A "CENTRAL ANARCHIST COUNCIL" (?)

And Other Absurd Nightmares
a review of The Man Who Was Thursday: A Nightmare by G. K. Chesterton

The Man Who Was Thursday: A Nightmare by G. K. Chesterton is an odd book. It is well-written, with humor and, at times, even poetry. Considering when it was written (1907), it even has elements that could be seen as avant-garde. At the same time, it reflects its author, at the very least, his Britishness.

The book is said to portray anarchists in an extremely negative light. This might be true if it actually portrayed anarchists. But, despite appearances, there is only one genuinely anarchist character in the book. While it is true that his anarchism is somewhat of a caricature, toward the end of the book, when he presents his accusation against Sunday (the "president" of the "Central Anarchist Council"), it is fairly well-argued. But this character plays a minor role in the book, appearing only at the beginning and end. Every other anarchist in the book, spouting rhetoric of random violence and destruction, turns out, in fact, to be a cop working on a special anti-anarchist force. Unknown to each other, these six cops make up the "Central Anarchist Council" under the leadership of Sunday.

Sunday is himself an ambiguous character. This ambiguity has led some to interpret the book theologically and identify Sunday with God. This is not mere whimsy on the part of these interpreters. Chesterton was a christian, and toward the end of the book he brings in some explicitly biblical imagery. But the edition of the book I read follows the story with an excerpt from an article Chesterton wrote, in which he states explicitly that this was not his meaning, that he was not attempting to "describe the real world as it was, or as I thought it was". He emphasizes that he had subtitled the book "A Nightmare". And it is as such that it should be read. Nonetheless, Chesterton was an "orthodox" christian (as he liked to put it), and noting his use of biblical imagery toward the end of the book, I am convinced that he was making some sort of commentary about a particular view of god, perhaps the view held within what he called "the world of wild doubt and despair which the pessimists were generally describing at that date; with just a gleam of hope in some double meaning of the doubt..." He did, wrongly, identify anarchists with these pessimists, when certain reactionaries of the time may have been closer to those views.
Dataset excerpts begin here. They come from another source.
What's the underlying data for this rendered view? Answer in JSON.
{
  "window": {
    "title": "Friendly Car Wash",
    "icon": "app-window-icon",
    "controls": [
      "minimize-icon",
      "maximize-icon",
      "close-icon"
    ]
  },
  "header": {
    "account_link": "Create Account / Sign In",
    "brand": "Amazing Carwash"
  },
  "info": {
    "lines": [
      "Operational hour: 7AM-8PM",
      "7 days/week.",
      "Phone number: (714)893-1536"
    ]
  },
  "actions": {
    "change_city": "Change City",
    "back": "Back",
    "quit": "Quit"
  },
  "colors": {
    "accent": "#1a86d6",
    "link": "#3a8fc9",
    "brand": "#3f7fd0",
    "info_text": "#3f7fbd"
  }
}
In any case, flinging away all the theological garb from Sunday, throughout most of the book, but especially when the six cops who were on the "Central Anarchist Council" confront him and he decides to give them a run for their money, this more than merely human character proves to be an exuberant, prankish lover of life and the absurd, a sort of dadaist joker. In fact, perhaps the greatest failing of the book is the pompous ending with its biblical imagery. It didn't quite ring true after the dadaist exploits of the Sunday of the chase, evading the cops, while sending them mocking, absurd messages. This Sunday is a portrayal of an anarchist prankster to whom I could relate. How does he become the pompous apologists for order at the end of the book? Perhaps that is something only a christian could understand.